2. attending_doctor_id contains a 2 and the length of patient_id is 3 characters.

SELECT admissions.patient_id,

       admissions.attending_doctor_id,

       admissions.diagnosis

FROM admissions

WHERE 

    (admissions.patient_id % 2 != 0 AND admissions.attending_doctor_id IN (1, 5, 19))

    OR

    (CAST(admissions.attending_doctor_id AS TEXT) LIKE '%2%' AND length(CAST(admissions.patient_id AS TEXT)) = 3);

Show first_name, last_name, and the total number of admissions attended for each doctor.

Every admission has been attended by a doctor.

select doctors.first_name, doctors.last_name, count(admissions.attending_doctor_id)

from doctors

join admissions on doctors.doctor_id = admissions.attending_doctor_id

group by doctors.first_name, doctors.last_name

For each doctor, display their id, full name, and the first and last admission date they attended.

select doctors.doctor_id, concat(doctors.first_name,' ',doctors.last_name), 

min(admissions.admission_date),max(admissions.admission_date)

from doctors

join admissions on admissions.attending_doctor_id = doctors.doctor_id

group by doctor_id;

Display the total amount of patients for each province. Order by descending.

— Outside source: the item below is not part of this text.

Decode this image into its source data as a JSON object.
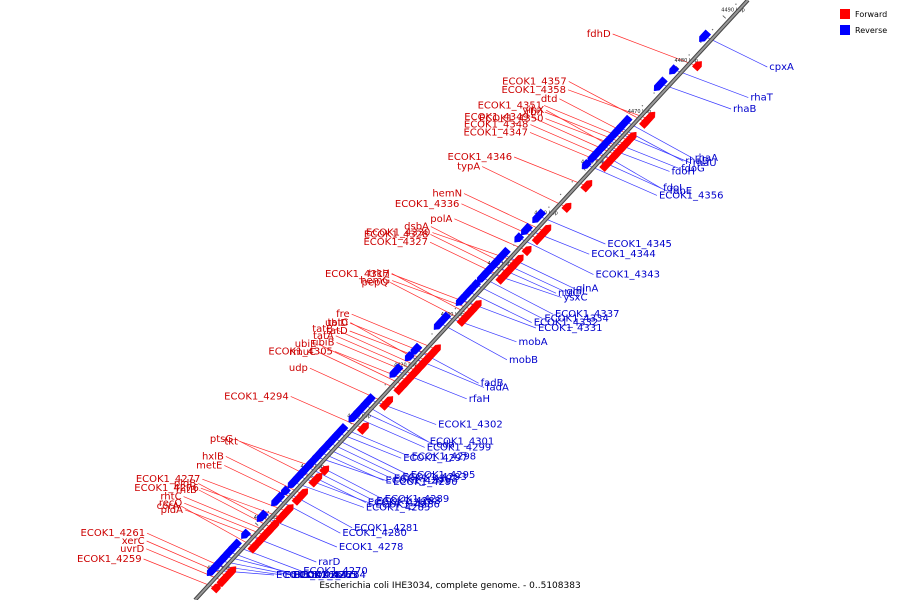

select province_names.province_name, count(patients.patient_id)

from patients

join province_names on province_names.province_id = patients.province_id

group by province_names.province_name

order by count(patients.patient_id) desc

For every admission, display the patient's full name, their admission diagnosis, and their doctor's full name who diagnosed their problem.

select concat(patients.first_name,' ',patients.last_name), admissions.diagnosis,

concat(doctors.first_name,' ', doctors.last_name)

from patients

join admissions on admissions.patient_id = patients.patient_id

join doctors on admissions.attending_doctor_id = doctors.doctor_id

Display the first name, last name and number of duplicate patients based on their first name and last name.

Ex: A patient with an identical name can be considered a duplicate.
```
select patients.first_name, patients.last_name, count(*)

from patients

group by

first_name, last_name

having count(*) >1
```
Display patient's full name,height in the units feet rounded to 1 decimal,weight in the unit pounds rounded to 0 decimals, birth_date, gender non abbreviated.

Convert CM to feet by dividing by 30.48.

Convert KG to pounds by multiplying by 2.205.
```
select concat(patients.first_name,' ',patients.last_name), 

round(patients.height/30.48,1),round(patients.weight*2.205,0),birth_date,

case

when gender = 'F' then 'FEMALE'

else 'MALE'

end

from patients
```

Show patient_id, first_name, last_name from patients whose does not have any records in the admissions table. (Their patient_id does not exist in any admissions.patient_id rows.)

select patients.patient_id, patients.first_name, patients.last_name

from patients

left join admissions on patients.patient_id = admissions.patient_id

where admissions.patient_id is null

Conclusion

These SQL problems not only improve my query-writing skills but also serve as a handy reference for future practice. I hope this collection helps others preparing for SQL interviews. Feel free to share your thoughts or questions in the comments!